The grand piano is the most challenging instrument to mic effectively due to its dynamic volume levels,
expansive frequency range, broad throw and complex design.
Miking Grand Piano
Engineers should first understand what role the piano will play in a recording. A solo piano performance may call for very different mic’ing techniques than a rock ballad or jazz improvisation. The chosen technique will ultimately determine the relationship between presence, articulation, room sound, hammer noise, and body resonance in the final recording.
Because there are so many variables, there are a seemingly infinite number of methods to record the piano. While adjustments may be necessary during a recording session, taking time to calibrate your microphone setup in advance will minimize the need for downtime. Below are some common approaches that can be helpful starting points.

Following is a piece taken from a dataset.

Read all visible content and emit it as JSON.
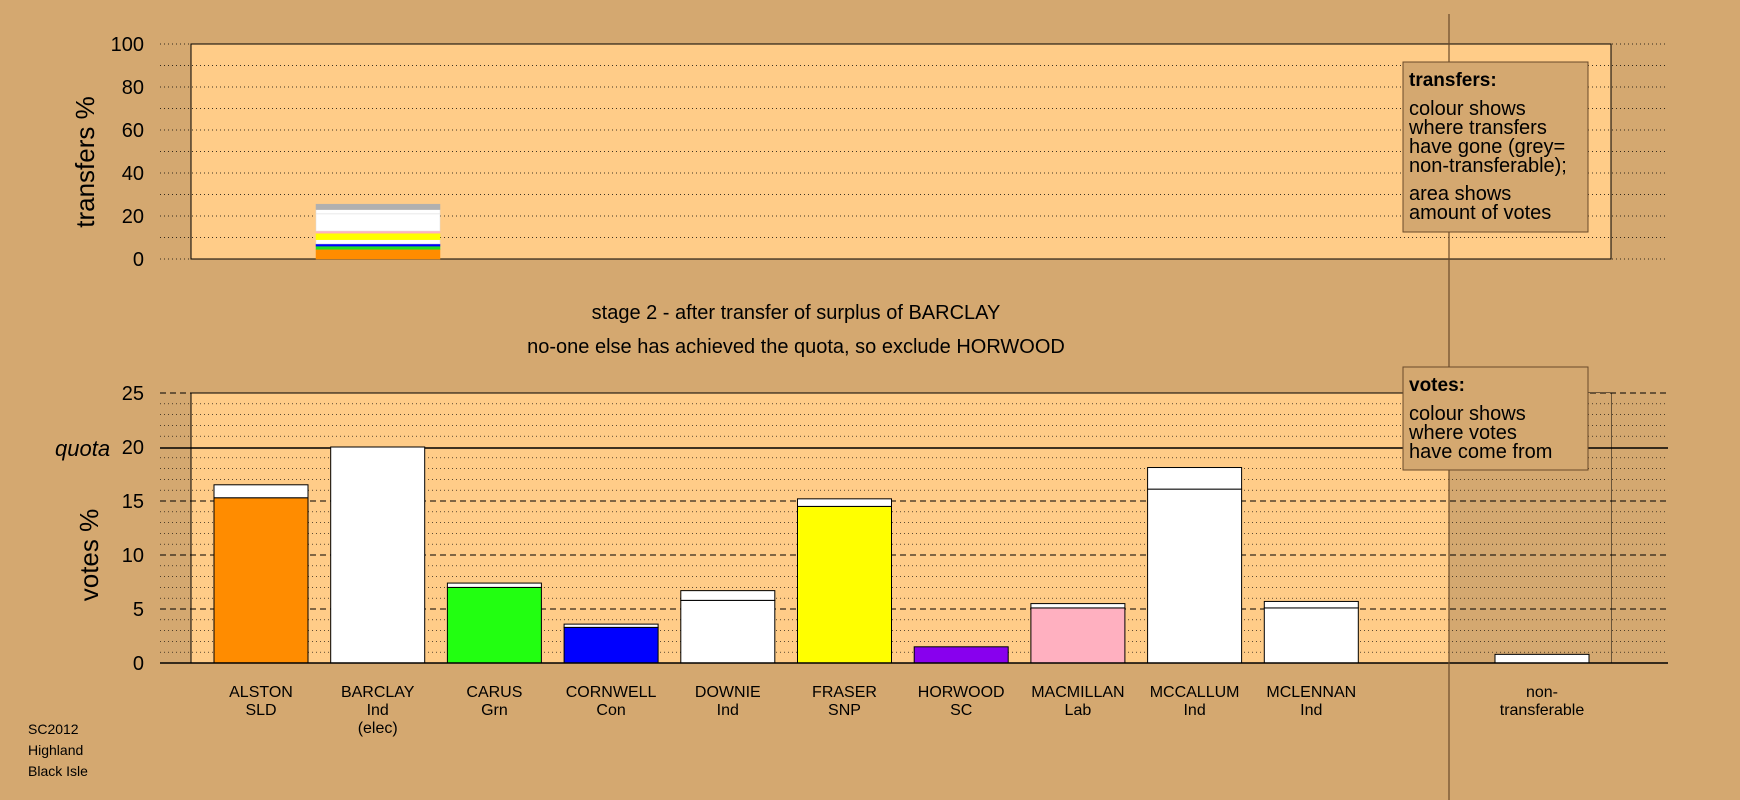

Because the grand piano is such a complex instrument, as mentioned above, where possible it is highly advantageous to use two or more microphones for recording. Some engineers use multiple special surface-mount microphones called PZMs that attach to the inside of the piano body, or miniature microphones with small, flexible mic stands for recording. For the purposes of this section, we will assume that you plan to record the piano with the top open, using stand-mountable microphones, either large or small diaphragm and perhaps a combination of the two.
In pop and rock recordings the piano may be required to “cut through” other instruments in order to be heard in a finished stereo mix. This is often achieved by close-mic’ing the hammers to capture their transients or the “attack” of the hammer hitting the strings. Placing a pair of cardioid condenser microphones face down about six inches above the hammers and about one-third from each respective side should yield a good tonal balance between low- and high-frequency sound. Be careful not to place them too close to the hammers vertically as it will restrict the pickup area to only part of the required range of notes. Adjust the distance between microphones until you achieve the desired balance of stereo ry and even response across the entire range. (See image “D”.) Angling the microphones slightly away from each other will improve separation. Moving the microphones further down the harp (away from the hammers) will create a mellower sound, which is often desirable in the low frequencies. (See image “E”.)
Jazz and pop ballad genres typically require the fuller sound attained by positioning the mics further away from the hammers. For this effect, try placing a pair of cardioids condenser microphones at a 45-degree angle in the deepest part of the curved side of the instrument, with one mic facing the performer and the other facing across the harp. Start with a separation of three to six inches, decreasing the angle if you move the mics further apart. It’s also perfectly valid to try an X-Y or other coincident configuration at this position. The vertical position should be about halfway between the strings and the open lid.
Classical and solo piano performances often benefit from distance mic’ing to give a sense of stereo imaging, room sound and the piano’s natural resonance to the track. A good starting place for this type of technique is to place the mics four to eight feet from the curved side of the piano and at heights from five to twelve feet, which can best be done with microphone boom stands, particularly telescopic boom stands. The closer the mics are to each other, the more intimate the sound. Conversely, moving them further apart makes the piano sound larger. As always, cardioids will focus the sound more on the instrument.
Some engineers like adding another microphone under the piano facing up to the soundboard to capture the warm, mellow sound of the resonating wood. If you have enough condenser mics at your disposal, try a combination of close-mic’ed stereo pair on top, a single mic on the underside, and a matched pair for distance-mic’ing to capture the sound of the hall.